Our Head of School, Matt Gossage, shares his thoughts on the role trust plays when students face uncertainty…
I can still recall with vivid detail a conversation I had with the head coach of the varsity baseball team at Westminster/Atlanta in the coaches’ locker room long after everyone had headed home for the night. Lamenting the fact that his team was constantly taking a pounding that spring, the coach, a bright individual and well-respected coach, had moved into societal and psychological realms to come up with answers.
He concluded that the parents of his players and the faculty at our school had masterfully worked together to create great kids and wonderful students who would always choose to defer, pause, consider, reflect, and oblige over launching without a second thought to attack a baseball, take an extra base, or dive for a line drive.
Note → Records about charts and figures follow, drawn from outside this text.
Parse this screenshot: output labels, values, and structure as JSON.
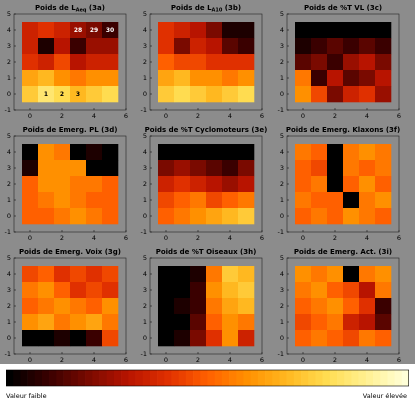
{
  "colors": {
    "figure_bg": "#8c8c8c",
    "colormap": [
      "#000000",
      "#3a0000",
      "#7a0a00",
      "#b81400",
      "#e03000",
      "#ff6000",
      "#ff9000",
      "#ffb820",
      "#ffdc50",
      "#fff090",
      "#ffffd8"
    ]
  },
  "chart_data": [
    {
      "type": "heatmap",
      "panel": "3a",
      "title": "Poids de L_Aeq (3a)",
      "title_main": "Poids de L",
      "title_sub": "Aeq",
      "title_tail": " (3a)",
      "x": [
        0,
        1,
        2,
        3,
        4,
        5
      ],
      "y": [
        4,
        3,
        2,
        1,
        0
      ],
      "values": [
        [
          0.35,
          0.4,
          0.35,
          0.25,
          0.2,
          0.1
        ],
        [
          0.35,
          0.05,
          0.3,
          0.1,
          0.25,
          0.25
        ],
        [
          0.4,
          0.35,
          0.45,
          0.3,
          0.35,
          0.35
        ],
        [
          0.65,
          0.7,
          0.6,
          0.55,
          0.6,
          0.6
        ],
        [
          0.75,
          0.85,
          0.8,
          0.7,
          0.75,
          0.8
        ]
      ],
      "cell_labels": [
        {
          "text": "28",
          "row": 0,
          "col": 3,
          "light": true
        },
        {
          "text": "29",
          "row": 0,
          "col": 4,
          "light": true
        },
        {
          "text": "30",
          "row": 0,
          "col": 5,
          "light": true
        },
        {
          "text": "1",
          "row": 4,
          "col": 1,
          "light": false
        },
        {
          "text": "2",
          "row": 4,
          "col": 2,
          "light": false
        },
        {
          "text": "3",
          "row": 4,
          "col": 3,
          "light": false
        }
      ],
      "xticks": [
        "0",
        "2",
        "4",
        "6"
      ],
      "yticks": [
        "5",
        "4",
        "3",
        "2",
        "1",
        "0",
        "-1"
      ]
    },
    {
      "type": "heatmap",
      "panel": "3b",
      "title": "Poids de L_A10 (3b)",
      "title_main": "Poids de L",
      "title_sub": "A10",
      "title_tail": " (3b)",
      "x": [
        0,
        1,
        2,
        3,
        4,
        5
      ],
      "y": [
        4,
        3,
        2,
        1,
        0
      ],
      "values": [
        [
          0.4,
          0.35,
          0.3,
          0.2,
          0.05,
          0.05
        ],
        [
          0.4,
          0.2,
          0.35,
          0.3,
          0.15,
          0.1
        ],
        [
          0.5,
          0.45,
          0.45,
          0.4,
          0.4,
          0.4
        ],
        [
          0.65,
          0.7,
          0.6,
          0.6,
          0.55,
          0.6
        ],
        [
          0.75,
          0.8,
          0.75,
          0.7,
          0.75,
          0.8
        ]
      ],
      "xticks": [
        "0",
        "2",
        "4",
        "6"
      ],
      "yticks": [
        "5",
        "4",
        "3",
        "2",
        "1",
        "0",
        "-1"
      ]
    },
    {
      "type": "heatmap",
      "panel": "3c",
      "title": "Poids de %T VL (3c)",
      "x": [
        0,
        1,
        2,
        3,
        4,
        5
      ],
      "y": [
        4,
        3,
        2,
        1,
        0
      ],
      "values": [
        [
          0.0,
          0.0,
          0.0,
          0.0,
          0.0,
          0.0
        ],
        [
          0.05,
          0.1,
          0.15,
          0.1,
          0.15,
          0.1
        ],
        [
          0.15,
          0.2,
          0.1,
          0.25,
          0.3,
          0.2
        ],
        [
          0.55,
          0.1,
          0.3,
          0.15,
          0.2,
          0.3
        ],
        [
          0.6,
          0.45,
          0.2,
          0.35,
          0.4,
          0.25
        ]
      ],
      "xticks": [
        "0",
        "2",
        "4",
        "6"
      ],
      "yticks": [
        "5",
        "4",
        "3",
        "2",
        "1",
        "0",
        "-1"
      ]
    },
    {
      "type": "heatmap",
      "panel": "3d",
      "title": "Poids de Emerg. PL (3d)",
      "x": [
        0,
        1,
        2,
        3,
        4,
        5
      ],
      "y": [
        4,
        3,
        2,
        1,
        0
      ],
      "values": [
        [
          0.0,
          0.6,
          0.55,
          0.0,
          0.05,
          0.0
        ],
        [
          0.05,
          0.6,
          0.6,
          0.6,
          0.0,
          0.0
        ],
        [
          0.5,
          0.6,
          0.6,
          0.55,
          0.55,
          0.5
        ],
        [
          0.5,
          0.55,
          0.6,
          0.55,
          0.5,
          0.5
        ],
        [
          0.5,
          0.5,
          0.55,
          0.6,
          0.55,
          0.5
        ]
      ],
      "xticks": [
        "0",
        "2",
        "4",
        "6"
      ],
      "yticks": [
        "5",
        "4",
        "3",
        "2",
        "1",
        "0",
        "-1"
      ]
    },
    {
      "type": "heatmap",
      "panel": "3e",
      "title": "Poids de %T Cyclomoteurs (3e)",
      "x": [
        0,
        1,
        2,
        3,
        4,
        5
      ],
      "y": [
        4,
        3,
        2,
        1,
        0
      ],
      "values": [
        [
          0.0,
          0.0,
          0.0,
          0.0,
          0.0,
          0.0
        ],
        [
          0.2,
          0.25,
          0.2,
          0.15,
          0.1,
          0.2
        ],
        [
          0.35,
          0.4,
          0.35,
          0.3,
          0.25,
          0.3
        ],
        [
          0.45,
          0.5,
          0.55,
          0.45,
          0.5,
          0.55
        ],
        [
          0.5,
          0.55,
          0.6,
          0.65,
          0.7,
          0.75
        ]
      ],
      "xticks": [
        "0",
        "2",
        "4",
        "6"
      ],
      "yticks": [
        "5",
        "4",
        "3",
        "2",
        "1",
        "0",
        "-1"
      ]
    },
    {
      "type": "heatmap",
      "panel": "3f",
      "title": "Poids de Emerg. Klaxons (3f)",
      "x": [
        0,
        1,
        2,
        3,
        4,
        5
      ],
      "y": [
        4,
        3,
        2,
        1,
        0
      ],
      "values": [
        [
          0.55,
          0.5,
          0.0,
          0.55,
          0.6,
          0.55
        ],
        [
          0.5,
          0.45,
          0.0,
          0.55,
          0.5,
          0.55
        ],
        [
          0.5,
          0.55,
          0.0,
          0.5,
          0.6,
          0.5
        ],
        [
          0.55,
          0.5,
          0.5,
          0.0,
          0.55,
          0.6
        ],
        [
          0.5,
          0.55,
          0.5,
          0.6,
          0.55,
          0.5
        ]
      ],
      "xticks": [
        "0",
        "2",
        "4",
        "6"
      ],
      "yticks": [
        "5",
        "4",
        "3",
        "2",
        "1",
        "0",
        "-1"
      ]
    },
    {
      "type": "heatmap",
      "panel": "3g",
      "title": "Poids de Emerg. Voix (3g)",
      "x": [
        0,
        1,
        2,
        3,
        4,
        5
      ],
      "y": [
        4,
        3,
        2,
        1,
        0
      ],
      "values": [
        [
          0.45,
          0.5,
          0.4,
          0.45,
          0.4,
          0.45
        ],
        [
          0.55,
          0.6,
          0.5,
          0.4,
          0.45,
          0.4
        ],
        [
          0.5,
          0.55,
          0.6,
          0.55,
          0.5,
          0.6
        ],
        [
          0.6,
          0.65,
          0.55,
          0.6,
          0.65,
          0.55
        ],
        [
          0.0,
          0.0,
          0.05,
          0.0,
          0.1,
          0.45
        ]
      ],
      "xticks": [
        "0",
        "2",
        "4",
        "6"
      ],
      "yticks": [
        "5",
        "4",
        "3",
        "2",
        "1",
        "0",
        "-1"
      ]
    },
    {
      "type": "heatmap",
      "panel": "3h",
      "title": "Poids de %T Oiseaux (3h)",
      "x": [
        0,
        1,
        2,
        3,
        4,
        5
      ],
      "y": [
        4,
        3,
        2,
        1,
        0
      ],
      "values": [
        [
          0.0,
          0.0,
          0.05,
          0.55,
          0.75,
          0.7
        ],
        [
          0.0,
          0.0,
          0.1,
          0.6,
          0.7,
          0.75
        ],
        [
          0.0,
          0.05,
          0.1,
          0.55,
          0.65,
          0.7
        ],
        [
          0.0,
          0.0,
          0.15,
          0.5,
          0.6,
          0.55
        ],
        [
          0.0,
          0.05,
          0.2,
          0.4,
          0.6,
          0.35
        ]
      ],
      "xticks": [
        "0",
        "2",
        "4",
        "6"
      ],
      "yticks": [
        "5",
        "4",
        "3",
        "2",
        "1",
        "0",
        "-1"
      ]
    },
    {
      "type": "heatmap",
      "panel": "3i",
      "title": "Poids de Emerg. Act. (3i)",
      "x": [
        0,
        1,
        2,
        3,
        4,
        5
      ],
      "y": [
        4,
        3,
        2,
        1,
        0
      ],
      "values": [
        [
          0.6,
          0.55,
          0.6,
          0.0,
          0.55,
          0.6
        ],
        [
          0.55,
          0.6,
          0.5,
          0.45,
          0.3,
          0.55
        ],
        [
          0.5,
          0.55,
          0.6,
          0.5,
          0.4,
          0.1
        ],
        [
          0.45,
          0.5,
          0.55,
          0.35,
          0.3,
          0.15
        ],
        [
          0.5,
          0.55,
          0.5,
          0.45,
          0.55,
          0.5
        ]
      ],
      "xticks": [
        "0",
        "2",
        "4",
        "6"
      ],
      "yticks": [
        "5",
        "4",
        "3",
        "2",
        "1",
        "0",
        "-1"
      ]
    }
  ],
  "colorbar": {
    "steps": 56,
    "low_label": "Valeur faible",
    "high_label": "Valeur élevée"
  }
}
In aspiring to develop good students and good people, we had eliminated a fearlessness that could translate into competitive drive and had replaced both with cautiousness.
Because I was younger than the baseball coach, I listened. And because I was the Director of Admission, the coach asked me to facilitate a conversation with himself and the Dean of Students. Although we never had that extended conversation (thankfully), I have often thought about this baseball coach’s analysis.
My thinking has revolved around a series of questions I have asked myself through the years. Why do some children appear to be born with the fearless gene? They are the children who boldly and naturally run up the sliding board, jump off the bed, and stand on the monkey bars. Are these children born this way? Or do their parents nurture such fearlessness at a young age because they never flinch or run to rescue when their children collide with a sibling or a coffee table?
Although they certainly mean well, do schools and parents, because of the safety we believe compliance offers, lead children to being dutiful over being daring? Have I parented in a way where our children, when attempting anything, think more about being right than going for it? Has this present generation of parents nurtured fearlessness and the willingness to be daring nearly into extinction?
Over the last several years, the faculty and administration have spent considerable time discussing the significance of incorporating into living and learning the habit of taking risks. By risk taking, we are not talking about foolhardy behavior, but we are talking about behavior that can lead to growth. Risk taking can lead to exciting things such as breakthroughs on the stage, canvas, or playing field.
So risk taking sits atop our habits of spirit in the construct of Adaptive Expertise, and courage (the willingness to take risks) is right there in the heart of our core values. All of us realize the process to cultivate risk taking is much more complex than just imploring our children to be courageous so that they can become risk takers.
At our opening faculty meeting in August, the teachers and I began to explore the role trust plays in risk taking. We talked about a model that so often confronts our children and us in this life.
Uncertainty always looms as the big monster hunkered down between trust and risk. In one sense, this big monster of uncertainty calls trust and risk to be present. If things were clear and if there were certainty, trust would not be needed because we would see what we need to do. Because the outcome would also be obvious, we would not be called to risk. We simply would have to act in ways we have acted before.
But in this model, we have the monster of uncertainty. Trust and risk, as meager as they may be in the heart and mind of the child, sit on either side of the hulk. As humans (young and old), we long for certainty. Certainty brings comfort. Our responses can be the tried and true ones. Uncertainty paralyzes us because we cannot see all there is to see, and the response, more than likely called on, is new to us.
The presence of this uncertainty, however, is the reason why the construct of adaptive expertise is so compelling. Our children will inherit more of this monster uncertainty than any generation that has come before them. In August, the faculty and I discussed the opportunity we have on a daily basis to create an environment where students learn about the role trust can play in moving through uncertainty and attempting something bold and important.
The environment is built upon an approach that emphasizes the incremental. Let’s tackle diving off the side of the pool and master the uncertainty that comes with that before taking on the diving board and the high platform. With each incremental step trust grows, and the monster uncertainty is made smaller. And the risk does not seem as daunting.
The environment is also built upon a cycle of response. In the pre-launch phase, the teacher/coach/advisor speaks to the student/player about the belief the adult has in the young person’s preparation, commitment, and person. As the student works through all the mental gyrations before the launch, the clearest voice is the one of the adult in her life saying, “I believe in you.” The echo becomes the young person’s own will saying, “I can get this.”
The launch becomes an action of full trust. The teacher/coach/advisor is right there at the conclusion of the test/play/contest to express what he valued about the effort, what fulfillment he saw in the student’s face, and what the two of them can work on for the next attempt. The launch moves right into setting the stage for the re-launch because the experience of the first attempt becomes the foundation for developing an even deeper expertise and an even stronger sense of trust.
Our hope this year is to maximize trust to make the monster smaller and to fill the school year with students seeing the benefit of taking risks.